Recent events in Hungary have brought to life new evidence of Russia’s long-running attempts to cultivate far-right extremists in the country.
As reported by The Financial Times, members of Hungary’s neo-Nazi National Front movement (MNA) trained with Russian diplomats and men dressed in Russian military intelligence uniforms.
Emails exchanged between MNA leaders and obtained by Hungarian media reveal a strategy to secure funding from Moscow. The MNA had also founded Russian-domain website Hidfo.ru, a forum for pro-Russian disinformation on Ukraine’s war.
A person familiar with the links between Russia and the far right said the MNA — founded in 1989 and one of about a dozen extremist far-right groups in Hungary — was attracted to Russian intelligence by Moscow’s anti-western, anti-globalisation ideology and the uncertain prospect of financial support.
“It’s not about classical espionage, but rather manipulation of the press, the public and the political system,” Andras Dezso, a journalist who has investigated Hungary’s far-right movement, was quoted as saying by FT.

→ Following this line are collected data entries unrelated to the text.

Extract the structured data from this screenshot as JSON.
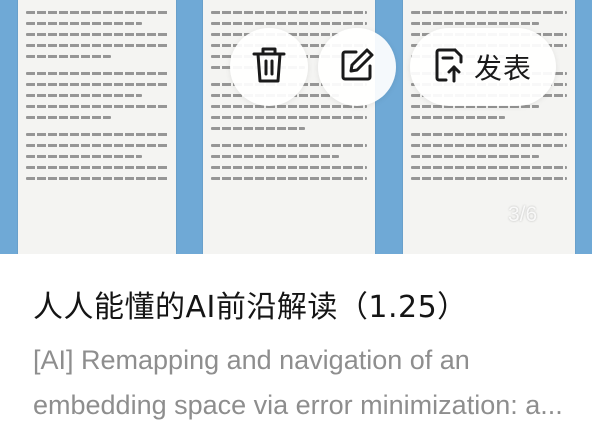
{
  "preview": {
    "pages_label": "3/6"
  },
  "actions": {
    "delete_icon": "trash-icon",
    "edit_icon": "edit-icon",
    "publish_icon": "publish-icon",
    "publish_label": "发表"
  },
  "note": {
    "title": "人人能懂的AI前沿解读（1.25）",
    "summary": "[AI] Remapping and navigation of an embedding space via error minimization: a..."
  },
  "colors": {
    "preview_background": "#6fa9d6",
    "title_text": "#151515",
    "summary_text": "#8e8e8e"
  }
}
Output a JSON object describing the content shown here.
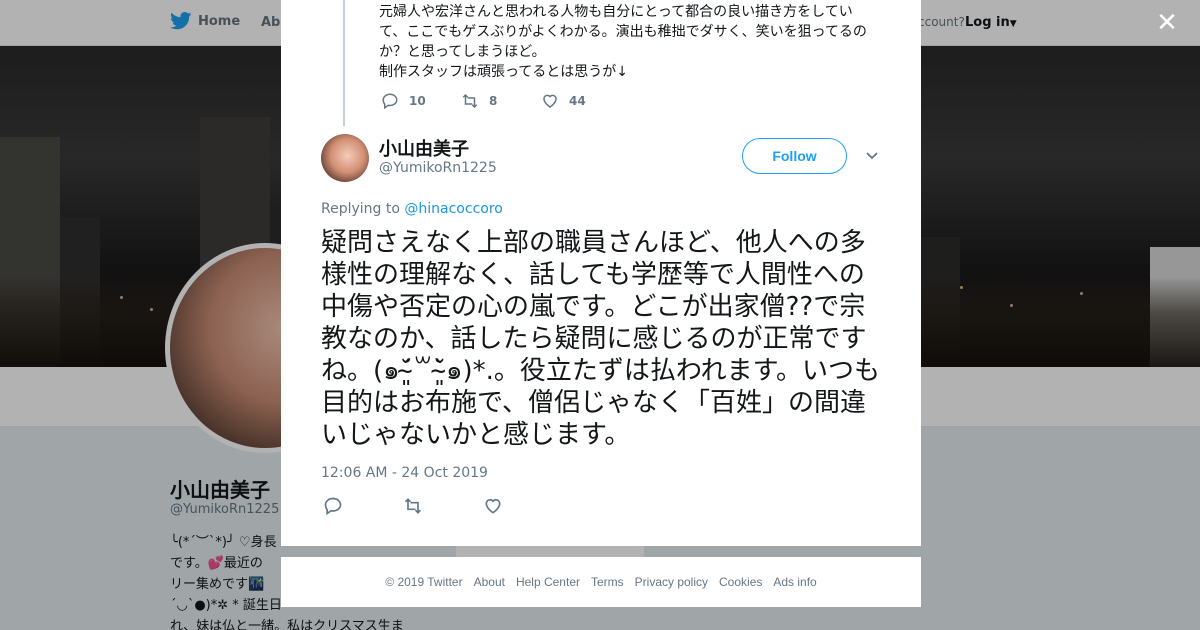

“The Russians are using totally different weapons to create an alternative reality. They want to disorient people, to make them feel unsafe,” he added.
Meanwhile, Hungary’s former Prime Minister Ferenc Gyurcsany claims hundreds of Russian spies are operating unchallenged in Hungary, turning Budapest into a “Little Moscow”.
As for Hungary’s Prime Minister Viktor Orban, he enjoys cordial relations with Russian president Vladimir Putin. Orban has also been a vociferous opponent of EU sanctions on Russia and has said that cooperation with Moscow is imperative for Hungarian national interests.